Saya sendiri adalah anak laki-laki, namun tidak juga sepaham kalau semua pekerjaan rumah semuanya harus ditanggung oleh anak perempuan atau pun ibu. Setidaknya memulai dari diri sendiri dengan sederhana yakni langsung menyimpan piring kotor kita ke tempat cucian.

Apalagi, kalau sementara tidak ada anak perempuan atau ibu di rumah, maka mesti anak laki-laki juga dong bergegas untuk bersih-bersih ketika selesai makan, kan itu uga kotoran makanan kita sendiri. Bukan malah menunggu anak perempuan atau ibu yang mesti melakukannya, walaupun nanti.

Hal serupa juga saat berada di komunitas seperti perkumpulan organisasi mahasiswa. Saya melihat bahwa masih kurang budaya bersih-bersih dari anggota organisasi ketika selesai makan. Justru sudah membudaya kalau selesai makan seakan tidak ada lagi aktivitas lain, biarlah piring kotor menumpuk dan sisa makanan berhamburan. Artinya, ketika selesai makan, maka istrihat atau baring-baring.

Nah, pada dasarnya itu terjadi karena kesadaran yang kurang akan kebersihan. Walaupun memang sepele sih, atau mungkin karena saking sepelenya, sehingga budaya bersih-bersih diabaikan dan bukan suatu tuntutan moral.

Oleh karena itu, penting kiranya untuk memulai budayakan bersih-bersih saat selesai makan. Selain kegiatan itu dapat melatih kedisiplinan, juga sebagai bentuk penghargaan terhadap makanan, dan dapat terlebih menjaga keberhasilan. Bukankah kebersihan adalah bagian dari iman, kan gitu. Apalagi Tuhan hanya bisa dekat dengan orang-orang bersih, emangnya kita nggak mau dekat dengan Tuhan?
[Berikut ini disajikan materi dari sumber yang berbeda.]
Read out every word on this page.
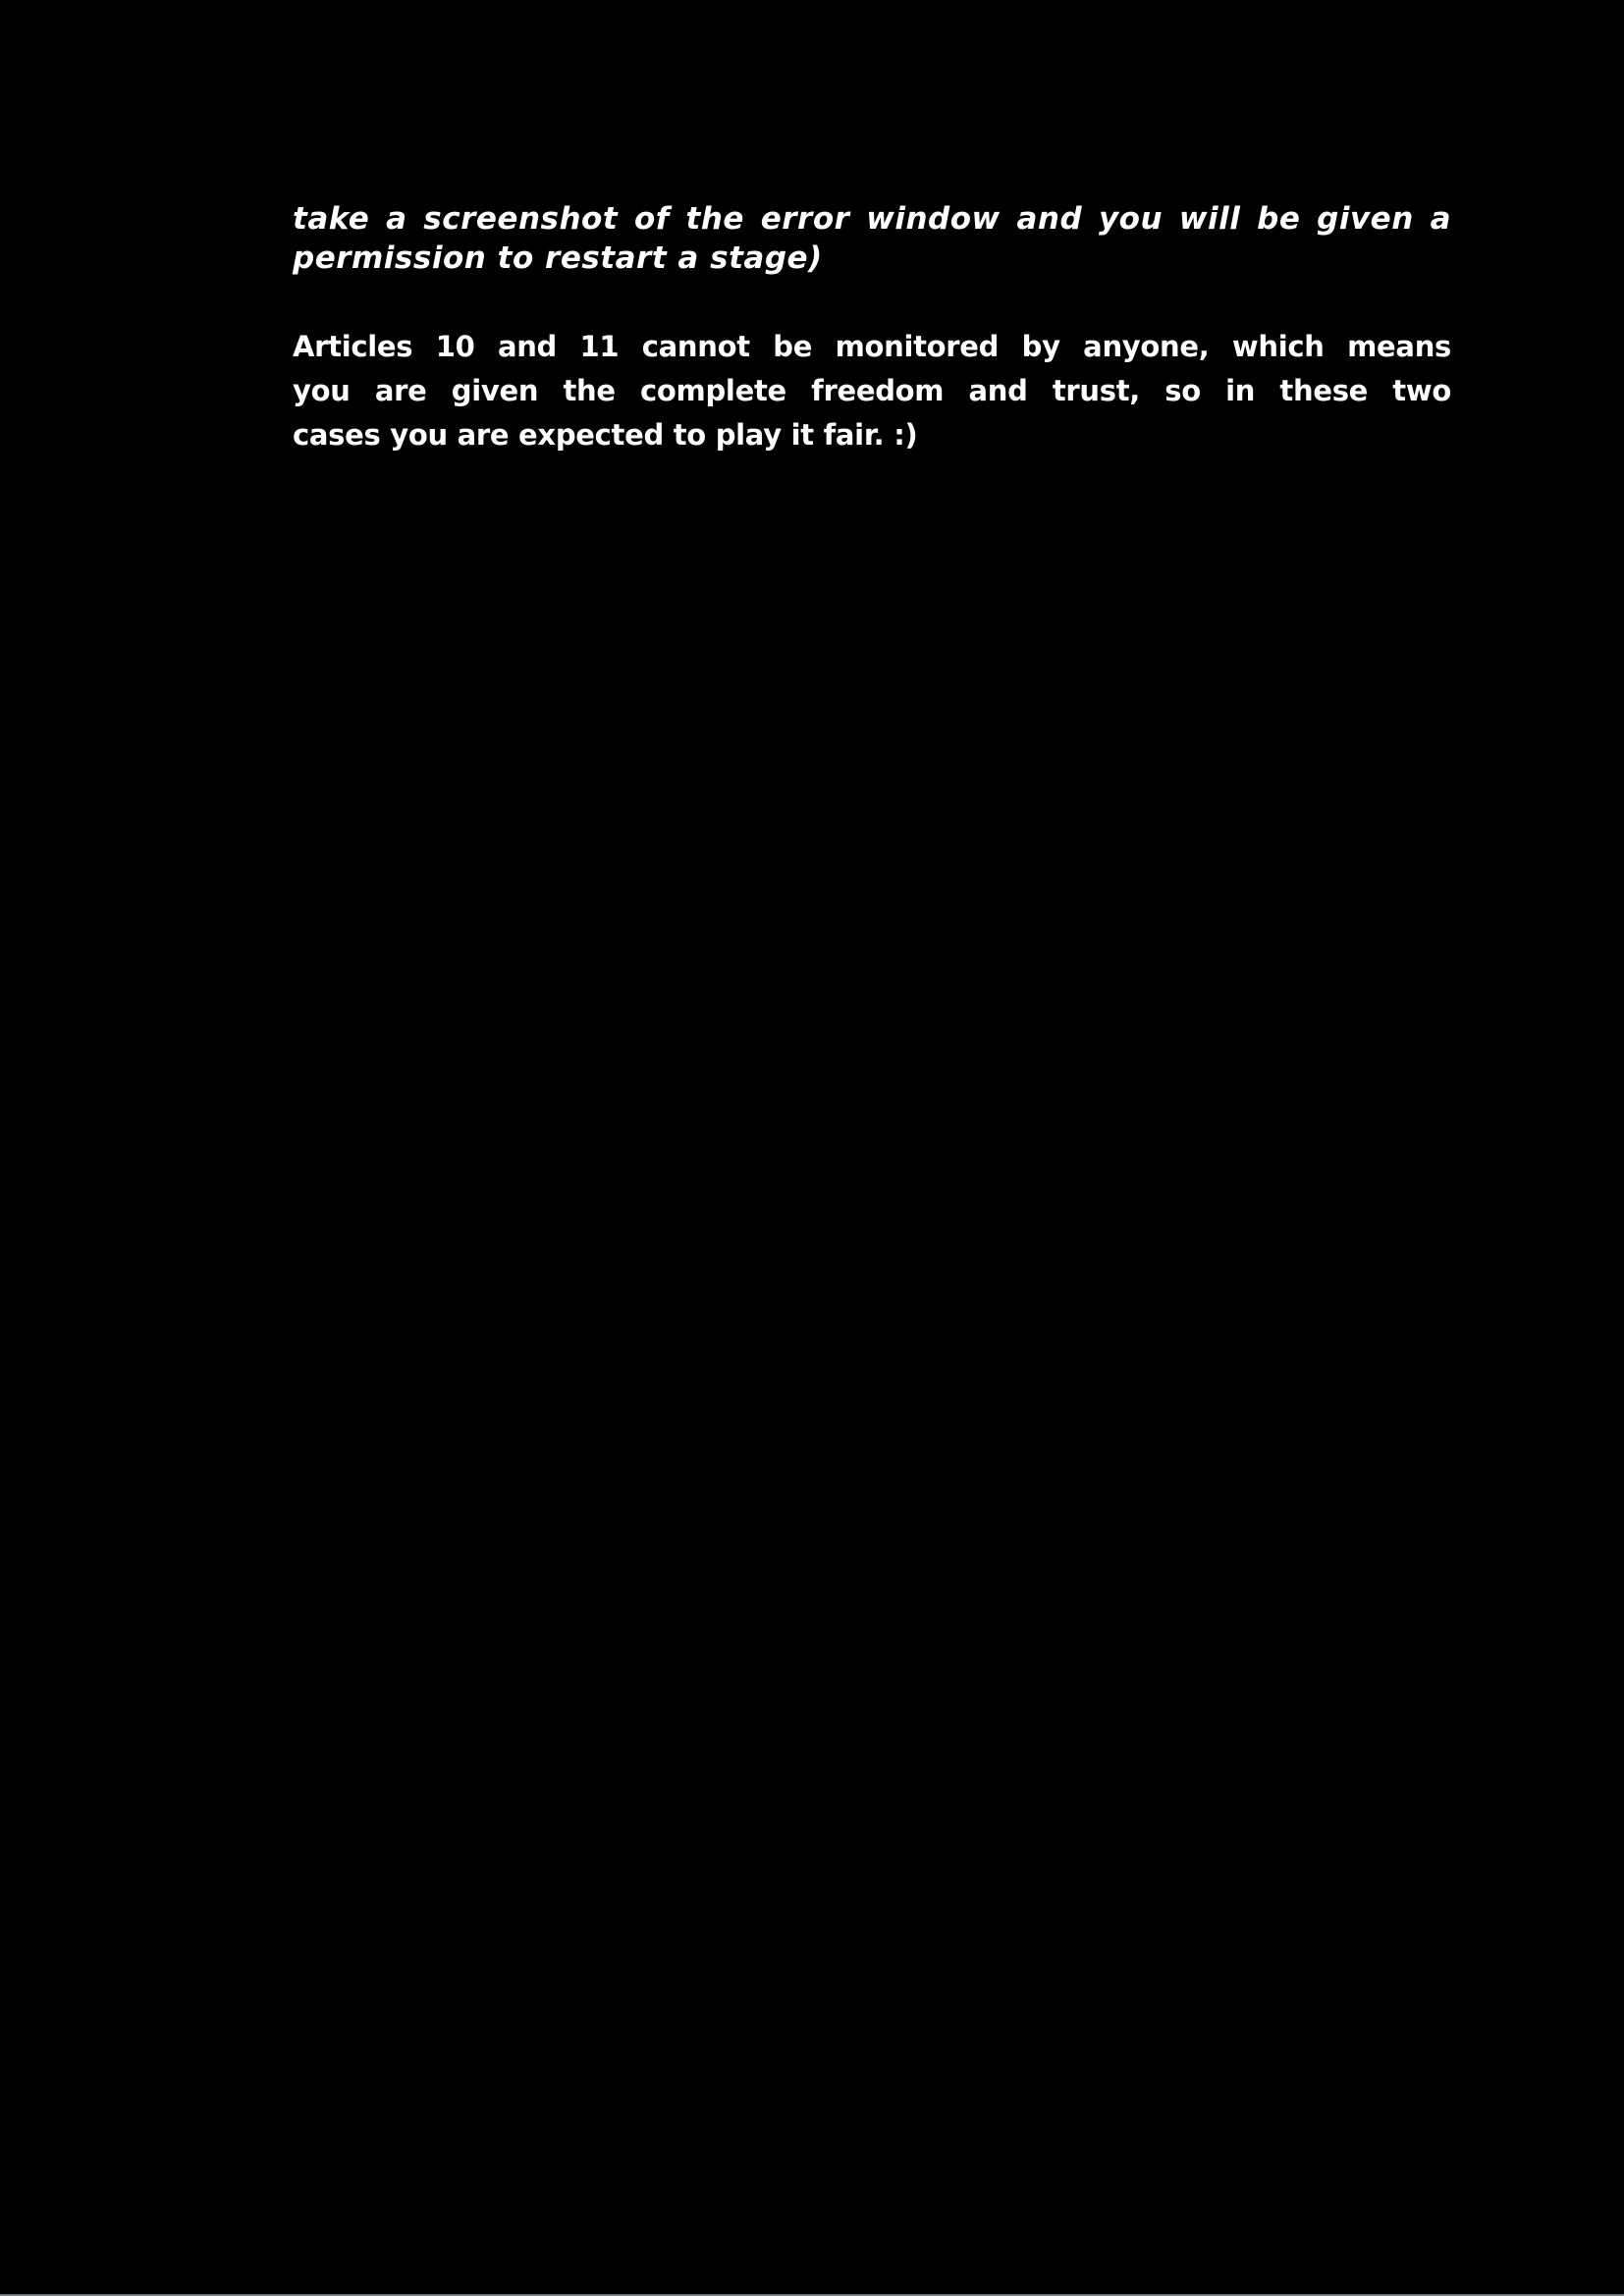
take a screenshot of the error window and you will be given a
permission to restart a stage)
Articles 10 and 11 cannot be monitored by anyone, which means
you are given the complete freedom and trust, so in these two
cases you are expected to play it fair. :)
Kalau ditanya efeknya, pasti amatlah besar. Selain pada kebaikan diri sendiri, juga dapat menjadi contoh di dalam anggota keluarga, terlebih berpengaruh besar pada keturunan nanti. Intinya kembali pada diri sendiri. Bukankah suatu kaum tidak akan berubah, kecuali ia sendiri yang merubahnya. Saya pikir seperti itu ya bro.